Hwange Yanetsa Teenage Pregnancies Flooding Town
The mining town of Hwange is currently mirrored by a dreary situation. The town continues to record high numbers in teenage pregnancies.
Although reasons vary and include poverty, some attributed the trend to sending girls to day schools where their movements are not strictly controlled.
The situation has however, been worsened by the Covid-19-induced national lockdown which has kept children out of school for months and families economically vulnerable.
Meanwhile, many are worried what the future holds for Hwange as a significant number of parents are losing grip of their children.
In separate interviews, some parents said sending a girl child to a boarding school was useful in reducing teenage pregnancies.
“Sending my daughter to a boarding school was ideal as she would have something to keep her busy unlike a day scholar. She was motivated to become someone better in future,” said a local Hwange resident and parent.
She said sending her child to boarding school would also teach her life skills.
“This would lay a solid foundation for responsibility for adulthood,” she added.
However, other parents said boarding schools did not protect teenagers from early pregnancies.
“Wisdom, maturity and visionary focus can be useful in eliminating thoughts of adolescent sex that can lead to unwanted pregnancies. If girls can possess these, I don’t see the need to take them to boarding schools, and besides, as parents we need to be there for our children because most of the time, they tend to think that independence and freedom is what is being rendered to them by us sending them to boarding schools where they do as they please.
“We also have to note that teenage pregnancies are not as a result of sending girls to day schools because we also have cases of child pregnancies in boarding schools,” she said.
What pains the heart of Hwange is that about 90 percent of these girls who fall pregnant at a tender age are the future that can bring development to the region.
Some of them being school head girls and junior leaders which all fades away once they fall pregnant.
Leaders are being lost and intelligent girls are dropping out of school since most of them fear social discrimination.
“I really needed to fall pregnant because the situation at home was not pleasing. I had to provide for my family; my mother who’s always sick and my siblings who need to go to school and get an education. I had to let him have sex with me without a condom and I had to lie about me taking morning after pills. I thought the only way to bail us out was through getting pregnant for this guy,” said a pregnant teenager who spoke on condition of anonymity.
She continued, “Little did I know that my immaturity was leading me to my destruction. The guy denied the pregnancy and stained my health status.”

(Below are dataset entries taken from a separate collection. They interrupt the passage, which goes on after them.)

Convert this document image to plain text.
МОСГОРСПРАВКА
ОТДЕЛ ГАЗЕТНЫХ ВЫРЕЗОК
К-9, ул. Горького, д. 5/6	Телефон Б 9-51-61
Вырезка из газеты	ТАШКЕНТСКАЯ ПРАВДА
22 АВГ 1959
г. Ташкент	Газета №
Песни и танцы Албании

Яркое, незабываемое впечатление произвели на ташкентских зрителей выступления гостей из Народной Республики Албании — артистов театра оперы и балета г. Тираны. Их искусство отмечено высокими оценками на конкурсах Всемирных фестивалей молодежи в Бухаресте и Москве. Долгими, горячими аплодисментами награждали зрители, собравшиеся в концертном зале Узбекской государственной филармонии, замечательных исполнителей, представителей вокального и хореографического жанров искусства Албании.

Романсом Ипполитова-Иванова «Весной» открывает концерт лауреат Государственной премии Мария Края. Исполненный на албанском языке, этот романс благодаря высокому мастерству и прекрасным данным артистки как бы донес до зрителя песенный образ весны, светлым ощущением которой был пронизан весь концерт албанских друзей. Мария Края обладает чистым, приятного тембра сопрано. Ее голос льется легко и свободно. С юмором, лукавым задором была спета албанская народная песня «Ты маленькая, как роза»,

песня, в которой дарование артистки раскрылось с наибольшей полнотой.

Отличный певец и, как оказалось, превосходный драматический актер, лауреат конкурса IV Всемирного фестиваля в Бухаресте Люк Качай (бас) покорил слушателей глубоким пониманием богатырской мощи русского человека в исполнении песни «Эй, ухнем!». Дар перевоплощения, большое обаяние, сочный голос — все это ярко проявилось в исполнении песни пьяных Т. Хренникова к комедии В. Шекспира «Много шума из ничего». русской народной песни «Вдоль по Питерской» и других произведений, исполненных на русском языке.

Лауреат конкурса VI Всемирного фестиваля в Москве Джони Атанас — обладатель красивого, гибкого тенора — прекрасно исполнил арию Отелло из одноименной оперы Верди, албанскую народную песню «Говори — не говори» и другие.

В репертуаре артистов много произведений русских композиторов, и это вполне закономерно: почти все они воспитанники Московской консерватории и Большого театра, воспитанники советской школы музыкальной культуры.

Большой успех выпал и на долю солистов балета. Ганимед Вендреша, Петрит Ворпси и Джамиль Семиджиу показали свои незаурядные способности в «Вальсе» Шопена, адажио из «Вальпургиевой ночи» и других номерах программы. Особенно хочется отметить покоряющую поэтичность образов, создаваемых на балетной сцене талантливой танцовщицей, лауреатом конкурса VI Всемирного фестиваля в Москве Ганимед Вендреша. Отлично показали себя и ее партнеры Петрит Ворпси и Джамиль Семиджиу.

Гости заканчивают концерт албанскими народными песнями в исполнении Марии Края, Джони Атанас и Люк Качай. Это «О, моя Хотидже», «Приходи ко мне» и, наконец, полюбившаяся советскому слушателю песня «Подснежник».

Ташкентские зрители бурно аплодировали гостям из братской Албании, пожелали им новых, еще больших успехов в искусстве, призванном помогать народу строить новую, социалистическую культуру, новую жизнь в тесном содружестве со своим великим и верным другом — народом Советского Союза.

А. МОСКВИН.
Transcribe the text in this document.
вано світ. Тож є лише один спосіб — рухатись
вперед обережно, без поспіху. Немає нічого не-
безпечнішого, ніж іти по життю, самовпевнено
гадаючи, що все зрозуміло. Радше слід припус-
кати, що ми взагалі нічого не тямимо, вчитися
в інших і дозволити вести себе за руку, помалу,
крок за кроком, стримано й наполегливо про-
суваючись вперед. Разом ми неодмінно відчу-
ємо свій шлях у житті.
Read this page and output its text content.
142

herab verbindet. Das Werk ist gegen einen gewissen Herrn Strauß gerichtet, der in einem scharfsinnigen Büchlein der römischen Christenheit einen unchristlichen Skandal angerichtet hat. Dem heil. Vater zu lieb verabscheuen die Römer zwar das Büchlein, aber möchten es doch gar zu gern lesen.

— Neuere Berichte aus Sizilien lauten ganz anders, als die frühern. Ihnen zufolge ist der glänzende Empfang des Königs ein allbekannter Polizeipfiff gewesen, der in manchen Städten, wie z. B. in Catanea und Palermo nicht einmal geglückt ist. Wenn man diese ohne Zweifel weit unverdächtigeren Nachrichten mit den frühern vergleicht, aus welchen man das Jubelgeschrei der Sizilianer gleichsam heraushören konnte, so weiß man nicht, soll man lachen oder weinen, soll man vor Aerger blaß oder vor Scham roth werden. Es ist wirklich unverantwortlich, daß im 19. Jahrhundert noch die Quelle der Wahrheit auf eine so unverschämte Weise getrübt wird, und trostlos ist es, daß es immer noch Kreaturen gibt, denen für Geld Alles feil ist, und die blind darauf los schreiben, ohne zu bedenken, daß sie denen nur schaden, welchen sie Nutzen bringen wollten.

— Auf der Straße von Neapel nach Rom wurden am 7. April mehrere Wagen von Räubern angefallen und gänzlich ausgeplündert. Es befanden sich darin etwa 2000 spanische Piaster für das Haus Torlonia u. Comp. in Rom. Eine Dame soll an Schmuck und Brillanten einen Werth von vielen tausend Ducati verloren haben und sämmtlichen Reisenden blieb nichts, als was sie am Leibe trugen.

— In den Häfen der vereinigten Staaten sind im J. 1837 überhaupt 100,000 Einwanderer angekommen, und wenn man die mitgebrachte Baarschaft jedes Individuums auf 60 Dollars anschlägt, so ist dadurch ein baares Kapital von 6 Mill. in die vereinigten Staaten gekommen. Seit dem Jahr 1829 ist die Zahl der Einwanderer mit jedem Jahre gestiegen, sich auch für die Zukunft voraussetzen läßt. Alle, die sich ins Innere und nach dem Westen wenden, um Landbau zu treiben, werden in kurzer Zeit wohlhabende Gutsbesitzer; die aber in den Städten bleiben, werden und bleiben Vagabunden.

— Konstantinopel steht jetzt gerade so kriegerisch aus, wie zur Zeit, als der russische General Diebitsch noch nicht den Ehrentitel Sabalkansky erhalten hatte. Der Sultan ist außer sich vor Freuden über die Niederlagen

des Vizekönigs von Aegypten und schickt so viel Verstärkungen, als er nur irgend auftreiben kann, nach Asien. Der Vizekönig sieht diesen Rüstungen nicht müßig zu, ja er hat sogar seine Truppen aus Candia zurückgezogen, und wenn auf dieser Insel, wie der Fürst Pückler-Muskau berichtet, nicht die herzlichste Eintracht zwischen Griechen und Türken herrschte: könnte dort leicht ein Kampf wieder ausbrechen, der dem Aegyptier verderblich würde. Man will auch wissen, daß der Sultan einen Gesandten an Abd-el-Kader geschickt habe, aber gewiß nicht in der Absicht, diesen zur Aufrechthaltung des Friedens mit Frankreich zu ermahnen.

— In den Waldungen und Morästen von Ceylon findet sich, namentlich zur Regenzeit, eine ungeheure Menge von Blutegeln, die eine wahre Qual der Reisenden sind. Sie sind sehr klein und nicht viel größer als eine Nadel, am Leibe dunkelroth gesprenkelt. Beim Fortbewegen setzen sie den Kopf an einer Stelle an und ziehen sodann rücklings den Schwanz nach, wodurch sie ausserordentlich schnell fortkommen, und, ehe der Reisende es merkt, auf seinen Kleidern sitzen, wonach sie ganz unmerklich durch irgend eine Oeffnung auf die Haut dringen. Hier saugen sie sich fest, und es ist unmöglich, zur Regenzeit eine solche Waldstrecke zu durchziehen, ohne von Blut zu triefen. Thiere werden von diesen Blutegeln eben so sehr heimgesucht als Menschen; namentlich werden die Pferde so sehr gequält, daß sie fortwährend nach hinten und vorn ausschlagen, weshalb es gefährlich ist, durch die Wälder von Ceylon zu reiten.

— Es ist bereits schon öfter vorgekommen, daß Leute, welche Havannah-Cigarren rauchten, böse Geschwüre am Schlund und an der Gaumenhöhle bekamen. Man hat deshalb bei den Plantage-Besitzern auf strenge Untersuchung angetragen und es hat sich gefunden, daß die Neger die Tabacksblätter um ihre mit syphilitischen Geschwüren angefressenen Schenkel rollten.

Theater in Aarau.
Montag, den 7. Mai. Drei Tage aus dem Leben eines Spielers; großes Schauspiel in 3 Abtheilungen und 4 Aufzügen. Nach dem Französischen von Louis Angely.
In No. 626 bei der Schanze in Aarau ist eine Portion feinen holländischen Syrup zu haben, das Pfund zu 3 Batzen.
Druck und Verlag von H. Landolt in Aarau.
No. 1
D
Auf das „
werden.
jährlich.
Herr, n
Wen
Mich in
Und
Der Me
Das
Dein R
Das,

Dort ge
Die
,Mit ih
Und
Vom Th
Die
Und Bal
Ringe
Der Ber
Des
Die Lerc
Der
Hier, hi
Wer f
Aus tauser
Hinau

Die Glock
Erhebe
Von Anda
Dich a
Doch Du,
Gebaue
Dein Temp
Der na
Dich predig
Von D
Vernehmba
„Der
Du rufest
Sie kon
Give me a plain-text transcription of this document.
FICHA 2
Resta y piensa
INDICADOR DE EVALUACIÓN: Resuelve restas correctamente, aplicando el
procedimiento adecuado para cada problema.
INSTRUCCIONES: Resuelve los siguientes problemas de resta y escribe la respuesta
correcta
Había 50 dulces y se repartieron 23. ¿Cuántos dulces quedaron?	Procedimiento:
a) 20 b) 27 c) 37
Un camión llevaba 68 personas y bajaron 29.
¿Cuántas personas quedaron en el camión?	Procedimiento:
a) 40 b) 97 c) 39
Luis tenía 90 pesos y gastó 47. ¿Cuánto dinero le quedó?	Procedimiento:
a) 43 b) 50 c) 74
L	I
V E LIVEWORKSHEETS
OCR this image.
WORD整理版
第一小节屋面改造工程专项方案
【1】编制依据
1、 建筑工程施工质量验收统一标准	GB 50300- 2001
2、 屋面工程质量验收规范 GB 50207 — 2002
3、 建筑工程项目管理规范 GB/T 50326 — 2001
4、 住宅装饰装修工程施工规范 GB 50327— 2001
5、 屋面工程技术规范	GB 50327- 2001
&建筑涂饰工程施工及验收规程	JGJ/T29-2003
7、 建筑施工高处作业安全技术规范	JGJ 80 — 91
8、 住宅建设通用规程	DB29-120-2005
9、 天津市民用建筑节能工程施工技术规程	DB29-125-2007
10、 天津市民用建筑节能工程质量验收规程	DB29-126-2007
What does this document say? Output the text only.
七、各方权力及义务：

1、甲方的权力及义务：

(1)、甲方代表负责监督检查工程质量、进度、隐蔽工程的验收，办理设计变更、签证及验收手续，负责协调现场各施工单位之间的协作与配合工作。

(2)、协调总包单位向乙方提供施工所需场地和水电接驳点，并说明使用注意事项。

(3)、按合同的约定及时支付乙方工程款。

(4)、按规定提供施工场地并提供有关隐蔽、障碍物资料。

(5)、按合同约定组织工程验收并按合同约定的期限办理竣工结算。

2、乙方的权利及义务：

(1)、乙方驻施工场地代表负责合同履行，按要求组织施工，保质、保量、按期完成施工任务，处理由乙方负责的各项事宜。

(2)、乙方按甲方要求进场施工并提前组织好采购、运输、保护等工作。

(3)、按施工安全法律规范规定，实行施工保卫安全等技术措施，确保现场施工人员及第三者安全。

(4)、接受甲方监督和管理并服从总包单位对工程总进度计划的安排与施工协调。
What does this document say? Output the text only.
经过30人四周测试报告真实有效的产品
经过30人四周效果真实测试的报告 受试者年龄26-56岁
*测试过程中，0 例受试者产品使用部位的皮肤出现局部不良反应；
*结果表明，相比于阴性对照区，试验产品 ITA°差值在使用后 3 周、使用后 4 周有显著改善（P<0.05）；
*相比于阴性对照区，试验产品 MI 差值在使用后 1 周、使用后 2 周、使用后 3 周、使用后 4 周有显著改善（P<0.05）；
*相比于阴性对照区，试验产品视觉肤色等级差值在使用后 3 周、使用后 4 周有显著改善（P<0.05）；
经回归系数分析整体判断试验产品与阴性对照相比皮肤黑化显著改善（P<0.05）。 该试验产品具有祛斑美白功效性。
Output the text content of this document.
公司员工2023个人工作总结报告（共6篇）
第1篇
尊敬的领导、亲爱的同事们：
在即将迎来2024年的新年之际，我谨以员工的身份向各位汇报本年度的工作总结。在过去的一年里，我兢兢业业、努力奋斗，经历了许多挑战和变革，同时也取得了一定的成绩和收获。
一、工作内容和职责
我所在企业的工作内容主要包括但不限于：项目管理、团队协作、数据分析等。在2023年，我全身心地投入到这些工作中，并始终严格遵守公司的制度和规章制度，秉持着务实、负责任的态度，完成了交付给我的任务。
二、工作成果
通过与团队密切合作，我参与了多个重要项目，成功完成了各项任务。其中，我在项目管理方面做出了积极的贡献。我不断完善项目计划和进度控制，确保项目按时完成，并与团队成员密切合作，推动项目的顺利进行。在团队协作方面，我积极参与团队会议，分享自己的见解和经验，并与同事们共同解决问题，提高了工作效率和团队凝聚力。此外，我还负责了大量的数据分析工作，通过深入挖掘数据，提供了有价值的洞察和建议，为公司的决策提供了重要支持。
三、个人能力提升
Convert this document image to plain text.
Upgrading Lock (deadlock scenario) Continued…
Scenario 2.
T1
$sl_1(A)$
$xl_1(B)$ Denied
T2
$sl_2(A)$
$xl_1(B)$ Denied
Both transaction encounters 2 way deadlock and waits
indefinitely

Another girl said she had fallen pregnant to prove her sexuality as she was constantly labelled a lesbian.
Although Zimbabwe had a milestone achievement when it declared 18 the legal age of marriage in 2016, more needs to be done in order to curb the sexual exploitation of children as well as to significantly reduce the rate of teenage pregnancies.
“Adolescent pregnancy severely curtails girls and young women’s opportunities, and hinders their ability to reach their full potential,” says the United Nations Population Fund (UNFPA) in its Zimbabwean country report, “Facing the Challenge of Adolescent Pregnancy in Zimbabwe.”
Not only does teenage pregnancy carry social stigma, but also leads to lower level of education and poverty. In addition to dropping out of school, pregnant teenagers end up being chased away from home, or are even abandoned by the man responsible for the pregnancy. This may lead to stress, low self-esteem or even suicide. It also significantly contributes to maternal and child mortality.
The solutions for preventing teenage pregnancies go beyond encouraging Government to formulate and enforce laws and policies that prohibit sexual intercourse with persons below 18 years of age. Teenagers must also be fully equipped with the knowledge and resources that will enable them to take control of their own sexual reproductive health and rights.
This is echoed by Cheikh Tidiane Cisse, UNFPA Representative in Zimbabwe, who remarks that, “Realising the demographic dividend in Zimbabwe requires facing the challenges of adolescents and young people by investing in them, promoting their development, and expanding access to adolescent sexual and reproductive health services to reduce teenage pregnancy. In increasing the proportion of educated and productive young people, the country can boost its development.”
Adolescent pregnancy in Zimbabwe varies widely according to wealth, geographical location and education, the recently released UNPFA state of the world population report said.
The report says the fertility rate remains high among young girls, aged between 15 and 19 years, with nearly 1 in 10 adolescent girls giving birth every year while many die or are injured during childbirth.
“Adolescent pregnancy is more than twice higher among girls doing primary education than among those who attended secondary education,” said the UNFPA report.
According to the report, while progress has been made in certain areas, there remains many challenges in the country in ensuring universal access to Sexual Reproductive Health and Rights (SRHR) that need to be addressed.
*Fortune Ndlovu is a Lower Six pupil at Mosi oa Tunya High School.